James Surowiecki – The New Yorker, 07/08/2013
When mass protests block the streets in Madrid or Athens these days, it comes as no surprise. People there have been in economic purgatory for years. But the huge demonstrations that have hit Brazil represent something unexpected: revolt in the midst of relative prosperity. Brazil has been one of the economic success stories of the past decade. The economy grew quickly and the benefits were widely shared—arguably for the first time in the country’s history. Since 2003, some forty million Brazilians have joined the middle class, and the percentage in extreme poverty has shrunk markedly. Though the economy has slowed lately, most people are better off than they were ten years ago. Yet the protests have been widespread, popular, and, most striking of all, dominated by the middle class—the very people who have benefitted from the boom.

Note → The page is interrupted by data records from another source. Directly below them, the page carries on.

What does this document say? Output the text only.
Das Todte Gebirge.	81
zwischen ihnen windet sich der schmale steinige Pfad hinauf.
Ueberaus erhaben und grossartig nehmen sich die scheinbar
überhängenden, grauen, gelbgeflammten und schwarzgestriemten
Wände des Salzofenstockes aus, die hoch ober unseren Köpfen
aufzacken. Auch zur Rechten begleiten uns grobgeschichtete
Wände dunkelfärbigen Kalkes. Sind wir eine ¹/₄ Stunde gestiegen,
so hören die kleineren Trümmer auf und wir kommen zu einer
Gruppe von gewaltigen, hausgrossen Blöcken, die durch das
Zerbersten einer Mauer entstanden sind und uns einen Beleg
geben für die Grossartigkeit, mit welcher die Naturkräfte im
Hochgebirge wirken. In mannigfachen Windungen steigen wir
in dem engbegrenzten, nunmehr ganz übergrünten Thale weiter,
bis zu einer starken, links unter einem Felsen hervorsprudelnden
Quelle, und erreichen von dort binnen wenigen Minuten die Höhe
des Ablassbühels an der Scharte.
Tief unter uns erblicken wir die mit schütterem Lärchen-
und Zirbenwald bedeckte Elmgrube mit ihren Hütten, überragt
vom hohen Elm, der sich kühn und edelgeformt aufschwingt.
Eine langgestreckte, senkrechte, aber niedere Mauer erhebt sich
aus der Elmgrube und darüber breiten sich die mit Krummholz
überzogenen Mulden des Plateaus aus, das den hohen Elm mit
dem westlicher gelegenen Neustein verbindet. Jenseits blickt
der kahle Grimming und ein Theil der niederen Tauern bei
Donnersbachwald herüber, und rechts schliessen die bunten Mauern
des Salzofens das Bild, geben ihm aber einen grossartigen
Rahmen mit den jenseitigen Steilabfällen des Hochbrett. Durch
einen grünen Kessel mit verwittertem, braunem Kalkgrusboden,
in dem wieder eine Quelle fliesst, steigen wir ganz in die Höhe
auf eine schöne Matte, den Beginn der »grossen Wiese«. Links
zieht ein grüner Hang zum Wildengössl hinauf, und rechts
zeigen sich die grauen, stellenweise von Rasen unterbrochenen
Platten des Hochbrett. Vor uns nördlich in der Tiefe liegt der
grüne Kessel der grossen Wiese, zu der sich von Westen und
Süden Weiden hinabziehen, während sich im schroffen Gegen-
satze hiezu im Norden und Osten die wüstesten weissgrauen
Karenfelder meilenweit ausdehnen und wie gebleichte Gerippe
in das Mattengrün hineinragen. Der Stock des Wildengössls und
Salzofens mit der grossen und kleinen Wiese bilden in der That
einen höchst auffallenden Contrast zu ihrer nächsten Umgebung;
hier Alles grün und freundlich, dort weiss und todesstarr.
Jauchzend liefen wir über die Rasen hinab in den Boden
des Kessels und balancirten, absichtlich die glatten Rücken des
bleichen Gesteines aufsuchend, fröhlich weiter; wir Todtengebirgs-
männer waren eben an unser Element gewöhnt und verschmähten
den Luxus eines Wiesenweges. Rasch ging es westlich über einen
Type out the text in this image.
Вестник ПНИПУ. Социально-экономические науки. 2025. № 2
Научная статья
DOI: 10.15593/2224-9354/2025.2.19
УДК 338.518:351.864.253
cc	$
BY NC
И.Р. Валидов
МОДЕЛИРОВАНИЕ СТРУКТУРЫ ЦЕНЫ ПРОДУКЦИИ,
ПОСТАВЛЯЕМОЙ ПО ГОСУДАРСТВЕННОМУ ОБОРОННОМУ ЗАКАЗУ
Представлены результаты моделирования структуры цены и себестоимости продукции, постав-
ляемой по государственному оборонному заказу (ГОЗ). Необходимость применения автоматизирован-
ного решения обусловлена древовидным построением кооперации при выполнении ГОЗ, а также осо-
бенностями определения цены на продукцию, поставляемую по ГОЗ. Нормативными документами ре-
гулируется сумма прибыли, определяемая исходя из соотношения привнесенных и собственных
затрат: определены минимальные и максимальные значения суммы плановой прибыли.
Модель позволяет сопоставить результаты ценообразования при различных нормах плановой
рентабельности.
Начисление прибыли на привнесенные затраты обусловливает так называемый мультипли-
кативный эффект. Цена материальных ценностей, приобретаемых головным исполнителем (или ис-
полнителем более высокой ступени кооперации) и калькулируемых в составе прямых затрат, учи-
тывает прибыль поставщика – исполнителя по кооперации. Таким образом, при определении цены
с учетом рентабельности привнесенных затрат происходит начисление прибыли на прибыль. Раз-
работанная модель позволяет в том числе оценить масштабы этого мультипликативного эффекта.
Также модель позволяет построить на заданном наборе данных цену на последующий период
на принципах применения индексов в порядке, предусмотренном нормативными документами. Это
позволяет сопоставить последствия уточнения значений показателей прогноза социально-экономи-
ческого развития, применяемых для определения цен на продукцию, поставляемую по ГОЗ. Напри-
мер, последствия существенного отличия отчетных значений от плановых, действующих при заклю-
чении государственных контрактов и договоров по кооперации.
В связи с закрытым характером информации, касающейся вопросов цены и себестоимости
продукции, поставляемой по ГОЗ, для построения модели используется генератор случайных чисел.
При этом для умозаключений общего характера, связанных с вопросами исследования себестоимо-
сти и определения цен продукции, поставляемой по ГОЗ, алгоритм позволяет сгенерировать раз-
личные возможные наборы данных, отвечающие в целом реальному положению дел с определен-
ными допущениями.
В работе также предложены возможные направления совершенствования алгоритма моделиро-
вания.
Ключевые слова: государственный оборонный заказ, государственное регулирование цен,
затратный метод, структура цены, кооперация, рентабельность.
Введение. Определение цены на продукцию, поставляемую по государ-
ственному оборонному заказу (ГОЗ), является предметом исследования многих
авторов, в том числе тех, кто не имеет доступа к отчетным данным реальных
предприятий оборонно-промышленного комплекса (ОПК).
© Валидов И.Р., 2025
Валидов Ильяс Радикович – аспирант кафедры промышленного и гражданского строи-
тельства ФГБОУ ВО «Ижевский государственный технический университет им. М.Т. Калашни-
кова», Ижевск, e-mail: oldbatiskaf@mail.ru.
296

So what’s everyone so unhappy about? The core problem is that living conditions haven’t really caught up with the improvements in people’s income. Brazil is an increasingly middle-class country that still has many of the characteristics of a poorer one. Public infrastructure is notoriously bad. The public health-care system is overcrowded, and public education, while improving, is far from good: one recent study of education quality in forty major countries ranked Brazil next-to-last. Brazilian police forces are ineffective and sometimes corrupt, so citizens don’t feel safe. And cities like São Paulo are so congested that two- or three-hour commutes are routine. The original impetus for the demonstrations was a twenty-centavo increase in bus fares; that’s just nine cents, but no one wants to pay more for a patently inadequate system.
The wealthy are able to insulate themselves from this dysfunction—Brazil has long had one of the world’s highest levels of income inequality. They have private health care and education, hired bodyguards, and so on. But such options are out of reach for most of the middle class. To make matters worse, Brazil’s economy isn’t really designed to deliver goods and services at low prices, which makes being middle class there significantly more expensive than it is in many other countries. Even by developed-country standards, Brazil is a pricey place: a recent study ranked São Paulo and Rio de Janeiro among the fourteen most expensive cities in the world—far above New York, which was thirty-third. A Big Mac costs more in São Paulo, adjusted for income, than in nearly every other country in the world. And high tariffs and less competition mean that cars, televisions, sneakers, and iPads are often two or three times more expensive than they are here. As a result, many Brazilians buy on installment plans, and high interest rates mean that Brazilians now devote a fifth of their income to servicing debt (almost twice as much as Americans do).